Queen Elizabeth, by letters patent dated 26 July 1588, granted to Bright for a period of fifteen years the exclusive privilege of teaching and of printing books, 'in or by Character not before this tyme commonlye knowne and vsed by anye other oure subiects'. An elaborate explanation of Bright's system was given by Edward Pocknell in the magazine Shorthand for May 1884. The system has an alphabetical basis, but the signs for the letters are not readily joined to one another. The alphabet was too clumsy to be regularly applied to the whole of a word, as was done fourteen years later by John Willis, whose scheme, explained in the 'Art of Stenographie' (1602), is the foundation of later systems of shorthand. Among the MSS. (No. 51, art. 57) is a copy of the book of Titus in 'characterie,' written by Bright himself in 1586. A Treatise upon Shorthand, by Timothye Bright, Doctor of Physicke, together with a table of the characters, was sold at the sale of Dawson Turner's manuscripts in 1859. It had formerly belonged to Sir Henry Spelman.

==Works==
- An Abridgment of John Foxe's "Booke of Acts and Monumentes of the Church", London, 1581, 1589, 4to; dedicated to Sir Francis Walsingham.
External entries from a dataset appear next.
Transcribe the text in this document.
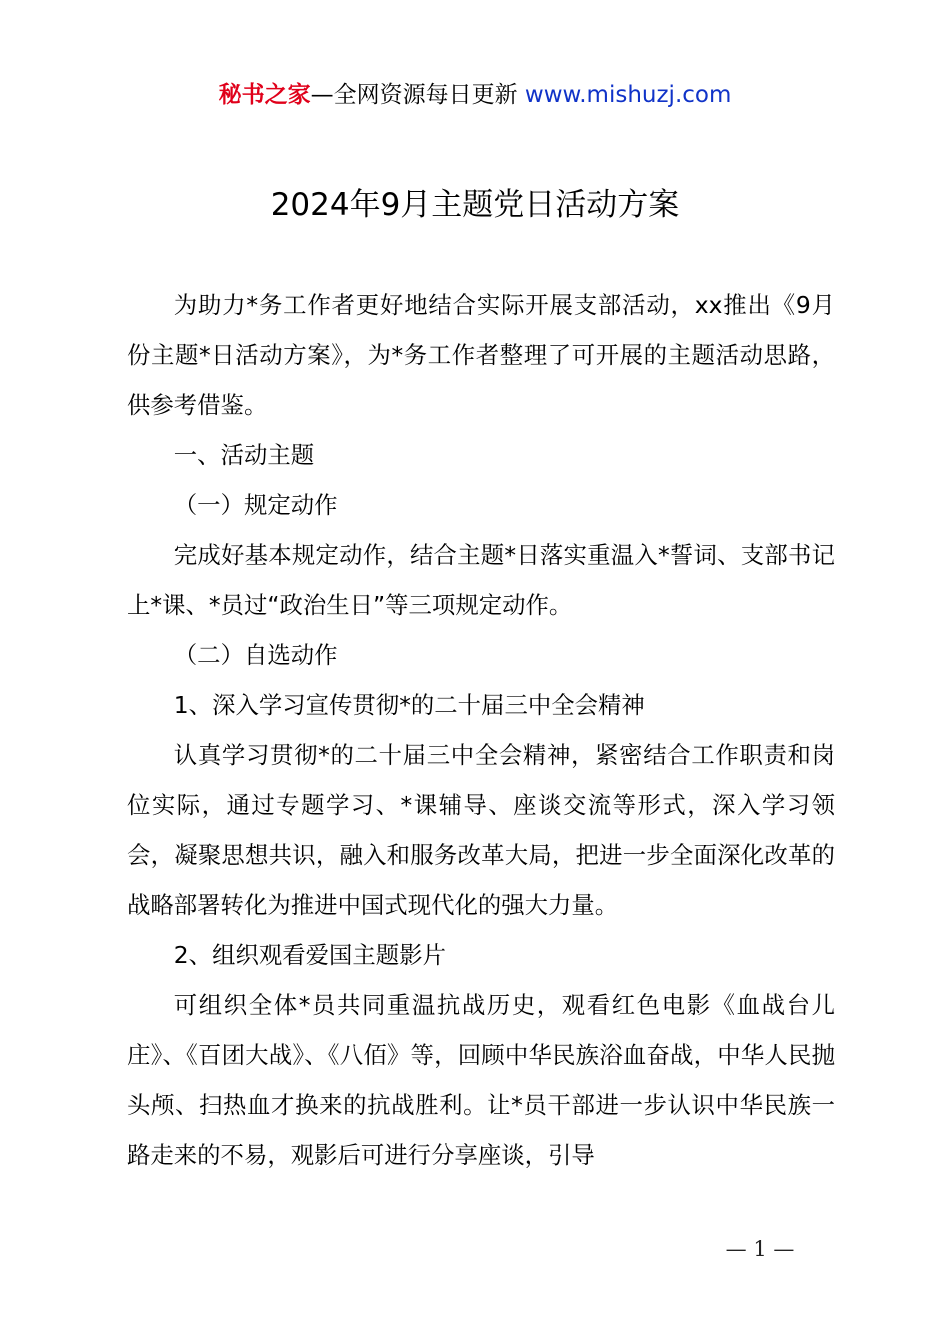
秘书之家—全网资源每日更新 www.mishuzj.com
2024年9月主题党日活动方案

为助力*务工作者更好地结合实际开展支部活动，xx推出《9月份主题*日活动方案》，为*务工作者整理了可开展的主题活动思路，供参考借鉴。

一、活动主题

（一）规定动作

完成好基本规定动作，结合主题*日落实重温入*誓词、支部书记上*课、*员过“政治生日”等三项规定动作。

（二）自选动作

1、深入学习宣传贯彻*的二十届三中全会精神

认真学习贯彻*的二十届三中全会精神，紧密结合工作职责和岗位实际，通过专题学习、*课辅导、座谈交流等形式，深入学习领会，凝聚思想共识，融入和服务改革大局，把进一步全面深化改革的战略部署转化为推进中国式现代化的强大力量。

2、组织观看爱国主题影片

可组织全体*员共同重温抗战历史，观看红色电影《血战台儿庄》、《百团大战》、《八佰》等，回顾中华民族浴血奋战，中华人民抛头颅、扫热血才换来的抗战胜利。让*员干部进一步认识中华民族一路走来的不易，观影后可进行分享座谈，引导

— 1 —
- Hygieina, id est De Sanitate tuenda, Medicinæ pars prima, London, 1581, 8vo; dedicated to Lord Burghley.
- Therapeutica; hoc est de Sanitate restituenda, Medicinæ pars altera; also with the title Medicinæ Therapeuticæ pars: De Dyscrasia Corporis Humani, London, 1583, 8vo; dedicated to Lord Burghley. Both parts reprinted at Frankfort, 1688–9, and at Mayence 1647.
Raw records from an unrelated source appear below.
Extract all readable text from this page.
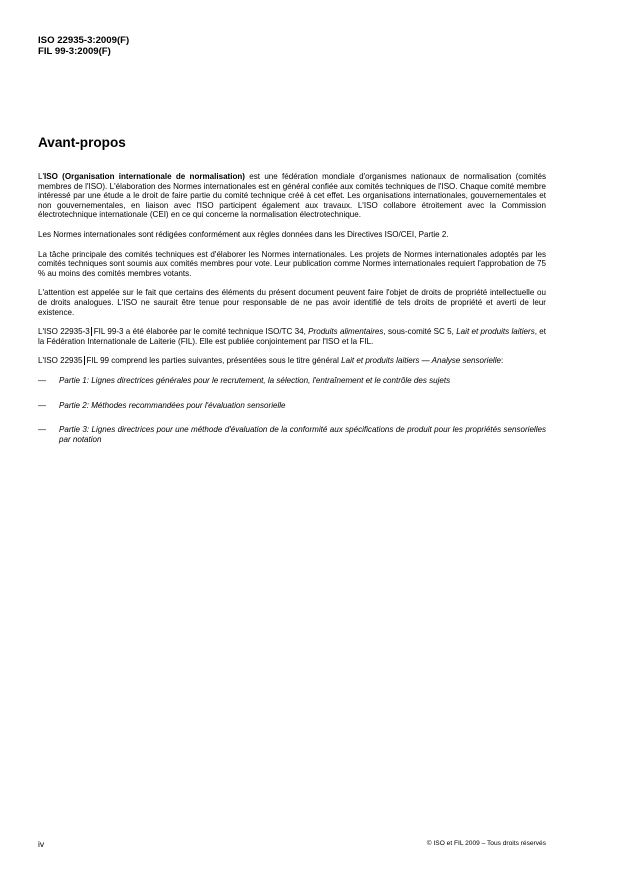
ISO 22935-3:2009(F)
FIL 99-3:2009(F)
Avant-propos

L'ISO (Organisation internationale de normalisation) est une fédération mondiale d'organismes nationaux de normalisation (comités membres de l'ISO). L'élaboration des Normes internationales est en général confiée aux comités techniques de l'ISO. Chaque comité membre intéressé par une étude a le droit de faire partie du comité technique créé à cet effet. Les organisations internationales, gouvernementales et non gouvernementales, en liaison avec l'ISO participent également aux travaux. L'ISO collabore étroitement avec la Commission électrotechnique internationale (CEI) en ce qui concerne la normalisation électrotechnique.

Les Normes internationales sont rédigées conformément aux règles données dans les Directives ISO/CEI, Partie 2.

La tâche principale des comités techniques est d'élaborer les Normes internationales. Les projets de Normes internationales adoptés par les comités techniques sont soumis aux comités membres pour vote. Leur publication comme Normes internationales requiert l'approbation de 75 % au moins des comités membres votants.

L'attention est appelée sur le fait que certains des éléments du présent document peuvent faire l'objet de droits de propriété intellectuelle ou de droits analogues. L'ISO ne saurait être tenue pour responsable de ne pas avoir identifié de tels droits de propriété et averti de leur existence.

L'ISO 22935-3 FIL 99-3 a été élaborée par le comité technique ISO/TC 34, Produits alimentaires, sous-comité SC 5, Lait et produits laitiers, et la Fédération Internationale de Laiterie (FIL). Elle est publiée conjointement par l'ISO et la FIL.

L'ISO 22935 FIL 99 comprend les parties suivantes, présentées sous le titre général Lait et produits laitiers — Analyse sensorielle:

— Partie 1: Lignes directrices générales pour le recrutement, la sélection, l'entraînement et le contrôle des sujets
— Partie 2: Méthodes recommandées pour l'évaluation sensorielle
— Partie 3: Lignes directrices pour une méthode d'évaluation de la conformité aux spécifications de produit pour les propriétés sensorielles par notation
iv	© ISO et FIL 2009 – Tous droits réservés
- In Physicam Gvlielmi Adolphi Scribonii, post secundam editionem ab autore denuò copiosissimè adauctam, & in iii. Libros distinctam, Animaduersiones, Cambridge, 1584, 8vo; Frankfort, 1593, 8vo; dedication to Sir Philip Sidney, dated from Ipswich.
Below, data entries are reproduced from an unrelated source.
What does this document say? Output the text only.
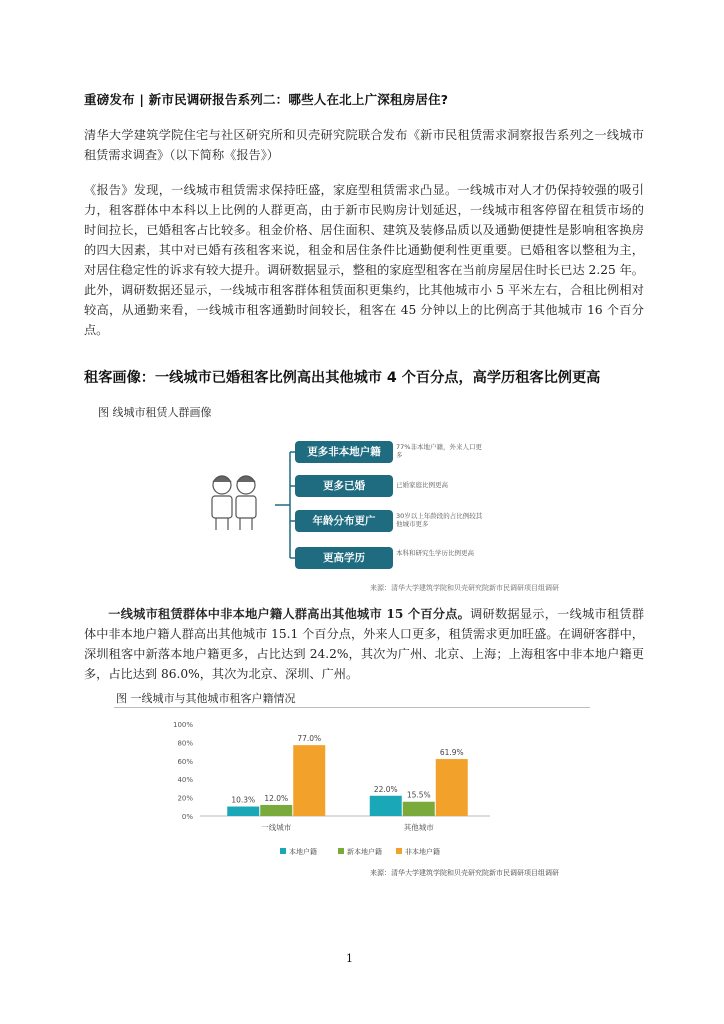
重磅发布 | 新市民调研报告系列二：哪些人在北上广深租房居住?
清华大学建筑学院住宅与社区研究所和贝壳研究院联合发布《新市民租赁需求洞察报告系列之一线城市租赁需求调查》（以下简称《报告》）
《报告》发现，一线城市租赁需求保持旺盛，家庭型租赁需求凸显。一线城市对人才仍保持较强的吸引力，租客群体中本科以上比例的人群更高，由于新市民购房计划延迟，一线城市租客停留在租赁市场的时间拉长，已婚租客占比较多。租金价格、居住面积、建筑及装修品质以及通勤便捷性是影响租客换房的四大因素，其中对已婚有孩租客来说，租金和居住条件比通勤便利性更重要。已婚租客以整租为主，对居住稳定性的诉求有较大提升。调研数据显示，整租的家庭型租客在当前房屋居住时长已达 2.25 年。此外，调研数据还显示，一线城市租客群体租赁面积更集约，比其他城市小 5 平米左右，合租比例相对较高，从通勤来看，一线城市租客通勤时间较长，租客在 45 分钟以上的比例高于其他城市 16 个百分点。
租客画像：一线城市已婚租客比例高出其他城市 4 个百分点，高学历租客比例更高
图 线城市租赁人群画像
更多非本地户籍
更多已婚
年龄分布更广
更高学历
77%非本地户籍，外来人口更多
已婚家庭比例更高
30岁以上年龄段的占比例较其他城市更多
本科和研究生学历比例更高
来源：清华大学建筑学院和贝壳研究院新市民调研项目组调研
一线城市租赁群体中非本地户籍人群高出其他城市 15 个百分点。调研数据显示，一线城市租赁群体中非本地户籍人群高出其他城市 15.1 个百分点，外来人口更多，租赁需求更加旺盛。在调研客群中，深圳租客中新落本地户籍更多，占比达到 24.2%，其次为广州、北京、上海；上海租客中非本地户籍更多，占比达到 86.0%，其次为北京、深圳、广州。
图 一线城市与其他城市租客户籍情况
0%
20%
40%
60%
80%
100%
10.3% 12.0%
77.0%
一线城市
22.0%
15.5%
61.9%
其他城市
本地户籍	新本地户籍	非本地户籍
来源：清华大学建筑学院和贝壳研究院新市民调研项目组调研
1
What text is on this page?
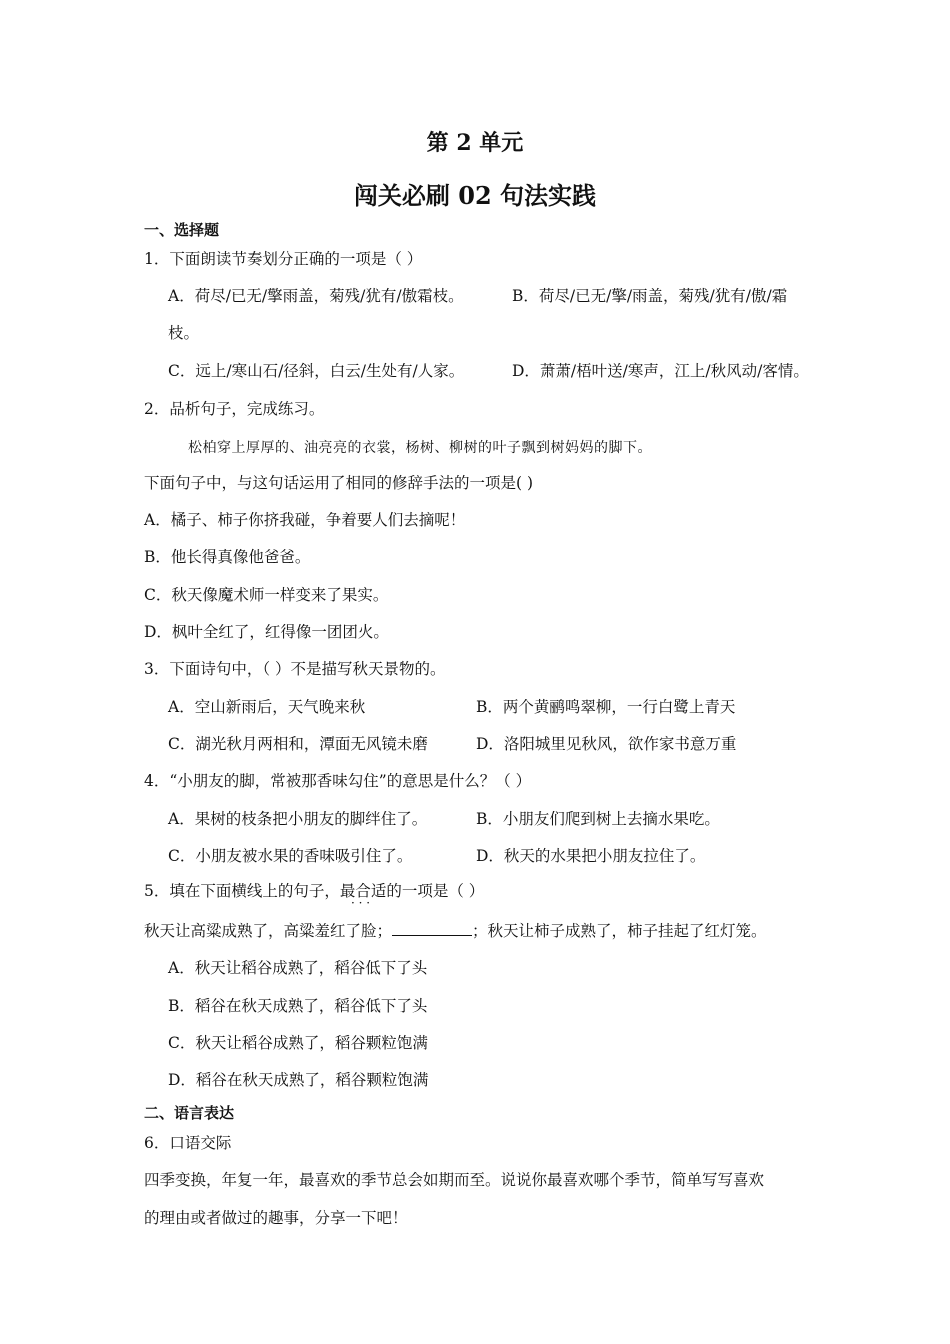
第 2 单元
闯关必刷 02 句法实践
一、选择题
1．下面朗读节奏划分正确的一项是（ ）
A．荷尽/已无/擎雨盖，菊残/犹有/傲霜枝。	B．荷尽/已无/擎/雨盖，菊残/犹有/傲/霜
枝。
C．远上/寒山石/径斜，白云/生处有/人家。	D．萧萧/梧叶送/寒声，江上/秋风动/客情。
2．品析句子，完成练习。
松柏穿上厚厚的、油亮亮的衣裳，杨树、柳树的叶子飘到树妈妈的脚下。
下面句子中，与这句话运用了相同的修辞手法的一项是( )
A．橘子、柿子你挤我碰，争着要人们去摘呢！
B．他长得真像他爸爸。
C．秋天像魔术师一样变来了果实。
D．枫叶全红了，红得像一团团火。
3．下面诗句中，（ ）不是描写秋天景物的。
A．空山新雨后，天气晚来秋	B．两个黄鹂鸣翠柳，一行白鹭上青天
C．湖光秋月两相和，潭面无风镜未磨	D．洛阳城里见秋风，欲作家书意万重
4．“小朋友的脚，常被那香味勾住”的意思是什么？（ ）
A．果树的枝条把小朋友的脚绊住了。	B．小朋友们爬到树上去摘水果吃。
C．小朋友被水果的香味吸引住了。	D．秋天的水果把小朋友拉住了。
5．填在下面横线上的句子，最合适的一项是（ ）
· · ·
秋天让高粱成熟了，高粱羞红了脸；	；秋天让柿子成熟了，柿子挂起了红灯笼。
A．秋天让稻谷成熟了，稻谷低下了头
B．稻谷在秋天成熟了，稻谷低下了头
C．秋天让稻谷成熟了，稻谷颗粒饱满
D．稻谷在秋天成熟了，稻谷颗粒饱满
二、语言表达
6．口语交际
四季变换，年复一年，最喜欢的季节总会如期而至。说说你最喜欢哪个季节，简单写写喜欢
的理由或者做过的趣事，分享一下吧！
- A Treatise of Melancholie, Containing the cavses thereof, & reasons of the strange effects it worketh in our minds and bodies: with the phisicke cure, and spirituall consolation for such as haue thereto adioyned an afflicted conscience, London (Thomas Vautrollier), 1586, 8vo; another edition, printed the same year by John Windet. This is said to be the work which suggested Burton's Anatomy of Melancholy.
- Characterie. An Arte of shorte, swifte, and secrete writing by character. Inuented by Timothe Bright, Doctor of Phisicke. Imprinted at London by I. Windet, the Assigne of Tim. Bright, 1588. Cum priuilegio Regiæ maiestatis. Forbidding all others to print the same, 24mo.
- Animadversiones de Traduce, in Goclenius's Ψυχολογία, Marpurg, 1590, 1594, 1597.

His first medical work (dated 1584) is in two parts: 'Hygieina, on preserving health', and 'Therapeutica, on restoring health.' In the part on poisons, where the flesh of the chameleon, that of the newt, and that of the crocodile are treated as three several varieties of poison, each requiring a peculiar remedy. Bright's preface implies that he lectured at Cambridge; he dedicates both parts to William Cecil, 1st Baron Burghley, as chancellor of the university, and speaks as if he knew him and his family, and he praises the learning of Mildred Cooke, Lady Burghley.

His Treatise of Melancholie is as much metaphysical as medical. There is a chapter in which he discusses the question 'how the soule by one simple faculty performeth so many and diverse actions,' and illustrates his argument by a description of the way in which the complicated movements of a watch proceed from 'one right and straight motion'.